As part of a study of informal financial markets in developing countries, you are investigating whether moneylenders charge "usurious" interest rates. You take a random sample of 61 loans made by moneylenders to farmers, for seeds and fertilizer. The sample mean interest rate is 37.4 (percentage points), and the sample variance is 16.8 (squared percentage points). Farmers who are able to obtain bank loans for seeds and fertilizer pay 35.9 percentage points.
Preliminary analysis shows it is reasonable to assume that interest rates charged by moneylenders on loans for seeds and fertilizer are approximately normally distributed. Test the null hypothesis that the mean interest rate charged by moneylenders is no greater than 35.9 percent, against the alternative that it is greater. Give the test statistic and rejection region, as well as the conclusion of the test. Use a 5% level of significance.

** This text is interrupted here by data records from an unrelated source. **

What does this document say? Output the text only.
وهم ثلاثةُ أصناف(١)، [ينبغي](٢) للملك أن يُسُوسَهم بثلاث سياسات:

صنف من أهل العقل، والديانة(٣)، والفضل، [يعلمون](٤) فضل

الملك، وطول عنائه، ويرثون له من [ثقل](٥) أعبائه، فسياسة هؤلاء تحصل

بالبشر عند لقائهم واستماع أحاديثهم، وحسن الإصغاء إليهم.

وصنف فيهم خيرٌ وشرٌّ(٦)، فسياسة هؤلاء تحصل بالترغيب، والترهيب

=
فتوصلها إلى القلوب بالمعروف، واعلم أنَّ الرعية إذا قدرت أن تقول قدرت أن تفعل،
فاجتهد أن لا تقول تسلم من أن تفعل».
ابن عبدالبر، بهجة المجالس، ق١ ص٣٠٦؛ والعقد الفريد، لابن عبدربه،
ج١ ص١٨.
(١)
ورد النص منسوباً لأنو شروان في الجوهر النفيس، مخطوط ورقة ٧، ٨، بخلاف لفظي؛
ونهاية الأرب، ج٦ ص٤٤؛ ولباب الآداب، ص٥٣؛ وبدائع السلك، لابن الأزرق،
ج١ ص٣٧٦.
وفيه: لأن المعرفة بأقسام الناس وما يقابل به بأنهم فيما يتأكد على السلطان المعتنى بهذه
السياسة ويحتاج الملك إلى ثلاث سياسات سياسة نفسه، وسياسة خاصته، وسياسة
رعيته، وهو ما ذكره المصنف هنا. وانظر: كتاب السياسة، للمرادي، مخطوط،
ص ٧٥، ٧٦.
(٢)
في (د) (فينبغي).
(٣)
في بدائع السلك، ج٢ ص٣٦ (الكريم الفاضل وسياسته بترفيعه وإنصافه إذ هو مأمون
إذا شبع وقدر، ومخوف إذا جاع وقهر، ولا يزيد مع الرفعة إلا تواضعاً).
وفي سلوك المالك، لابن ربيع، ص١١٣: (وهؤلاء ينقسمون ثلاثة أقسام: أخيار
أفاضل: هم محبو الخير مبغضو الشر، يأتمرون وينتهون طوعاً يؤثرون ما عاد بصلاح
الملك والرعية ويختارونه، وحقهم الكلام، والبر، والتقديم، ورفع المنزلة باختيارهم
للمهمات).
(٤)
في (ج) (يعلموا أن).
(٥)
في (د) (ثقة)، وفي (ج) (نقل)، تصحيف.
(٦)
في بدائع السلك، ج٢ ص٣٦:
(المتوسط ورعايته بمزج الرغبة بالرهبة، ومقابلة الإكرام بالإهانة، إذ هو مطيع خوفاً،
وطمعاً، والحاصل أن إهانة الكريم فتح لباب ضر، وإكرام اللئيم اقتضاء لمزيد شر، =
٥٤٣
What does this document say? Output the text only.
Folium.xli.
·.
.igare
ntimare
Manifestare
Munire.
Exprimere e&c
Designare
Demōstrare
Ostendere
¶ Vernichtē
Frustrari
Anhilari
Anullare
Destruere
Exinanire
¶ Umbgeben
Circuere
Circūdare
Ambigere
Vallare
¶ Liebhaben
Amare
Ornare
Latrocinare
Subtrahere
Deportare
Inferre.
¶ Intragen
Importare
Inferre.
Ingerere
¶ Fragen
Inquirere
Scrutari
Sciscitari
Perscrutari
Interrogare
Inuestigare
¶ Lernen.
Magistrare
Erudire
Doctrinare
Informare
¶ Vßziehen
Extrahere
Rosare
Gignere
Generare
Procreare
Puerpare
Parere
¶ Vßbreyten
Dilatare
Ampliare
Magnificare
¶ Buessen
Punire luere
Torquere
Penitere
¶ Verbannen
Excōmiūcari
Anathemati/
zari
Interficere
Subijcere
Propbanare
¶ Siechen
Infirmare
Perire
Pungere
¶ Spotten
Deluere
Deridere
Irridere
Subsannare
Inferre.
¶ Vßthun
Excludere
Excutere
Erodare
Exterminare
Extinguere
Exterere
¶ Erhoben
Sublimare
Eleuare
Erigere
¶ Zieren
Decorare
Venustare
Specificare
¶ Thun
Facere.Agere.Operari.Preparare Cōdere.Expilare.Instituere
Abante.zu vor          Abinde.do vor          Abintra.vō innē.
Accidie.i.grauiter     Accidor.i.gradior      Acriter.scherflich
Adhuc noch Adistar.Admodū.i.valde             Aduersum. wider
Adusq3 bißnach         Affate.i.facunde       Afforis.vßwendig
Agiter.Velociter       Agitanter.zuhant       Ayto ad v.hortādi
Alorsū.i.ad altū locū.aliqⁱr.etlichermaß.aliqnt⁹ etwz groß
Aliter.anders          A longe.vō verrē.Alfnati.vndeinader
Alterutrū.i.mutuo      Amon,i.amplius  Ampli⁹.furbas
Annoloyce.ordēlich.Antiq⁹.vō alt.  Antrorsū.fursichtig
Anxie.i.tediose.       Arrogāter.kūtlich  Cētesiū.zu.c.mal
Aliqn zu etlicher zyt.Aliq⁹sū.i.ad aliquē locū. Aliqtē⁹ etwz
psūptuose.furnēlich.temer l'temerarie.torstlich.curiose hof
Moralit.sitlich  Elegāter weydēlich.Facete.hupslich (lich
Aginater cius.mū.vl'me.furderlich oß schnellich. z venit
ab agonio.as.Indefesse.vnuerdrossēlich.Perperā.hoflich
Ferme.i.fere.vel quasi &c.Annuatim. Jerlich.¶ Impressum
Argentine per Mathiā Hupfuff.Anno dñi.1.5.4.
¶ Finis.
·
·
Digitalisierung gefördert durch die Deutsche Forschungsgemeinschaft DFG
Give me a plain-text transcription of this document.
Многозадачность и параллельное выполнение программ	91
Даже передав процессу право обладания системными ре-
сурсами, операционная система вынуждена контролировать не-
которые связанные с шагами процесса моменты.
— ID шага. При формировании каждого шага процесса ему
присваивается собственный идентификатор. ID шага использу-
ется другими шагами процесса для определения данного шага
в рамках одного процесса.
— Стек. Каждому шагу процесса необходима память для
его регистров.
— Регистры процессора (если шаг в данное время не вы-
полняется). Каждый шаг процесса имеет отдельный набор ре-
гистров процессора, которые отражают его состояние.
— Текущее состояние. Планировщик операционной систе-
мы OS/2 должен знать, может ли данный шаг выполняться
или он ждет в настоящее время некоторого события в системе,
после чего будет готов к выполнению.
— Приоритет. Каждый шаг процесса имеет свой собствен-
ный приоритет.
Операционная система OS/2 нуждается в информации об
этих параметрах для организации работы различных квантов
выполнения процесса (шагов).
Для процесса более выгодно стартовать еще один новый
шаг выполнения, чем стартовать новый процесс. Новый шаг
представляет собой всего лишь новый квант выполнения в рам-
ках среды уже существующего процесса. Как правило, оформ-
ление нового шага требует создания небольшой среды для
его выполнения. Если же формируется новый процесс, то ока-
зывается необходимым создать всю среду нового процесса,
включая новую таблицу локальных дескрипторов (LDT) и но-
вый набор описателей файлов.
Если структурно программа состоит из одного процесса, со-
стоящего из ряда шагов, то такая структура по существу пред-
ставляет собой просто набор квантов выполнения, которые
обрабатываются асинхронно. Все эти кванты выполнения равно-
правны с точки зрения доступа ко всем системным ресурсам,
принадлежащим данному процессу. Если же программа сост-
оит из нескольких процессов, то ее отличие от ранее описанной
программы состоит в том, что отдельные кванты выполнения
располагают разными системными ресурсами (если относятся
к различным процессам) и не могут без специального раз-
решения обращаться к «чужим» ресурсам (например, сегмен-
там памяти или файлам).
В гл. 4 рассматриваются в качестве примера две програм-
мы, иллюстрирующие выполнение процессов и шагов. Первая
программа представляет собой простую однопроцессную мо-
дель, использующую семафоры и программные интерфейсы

Assume there is no difference between the creditworthiness of farmers who get bank loans for seeds and fertilizer and those who borrow from moneylenders. Otherwise, this hypothesis test would not make sense, because any observed difference in interest rates then could be due to a difference in the riskiness of the loans.
Before conducting this hypothesis test using the rejection region approach, let’s conduct it using the p-value approach.
1. What is the p-value? Use 4 decimals for your answer.
2. Now taking the rejection region approach, what is the critical value? Use 2 decimals for your answer.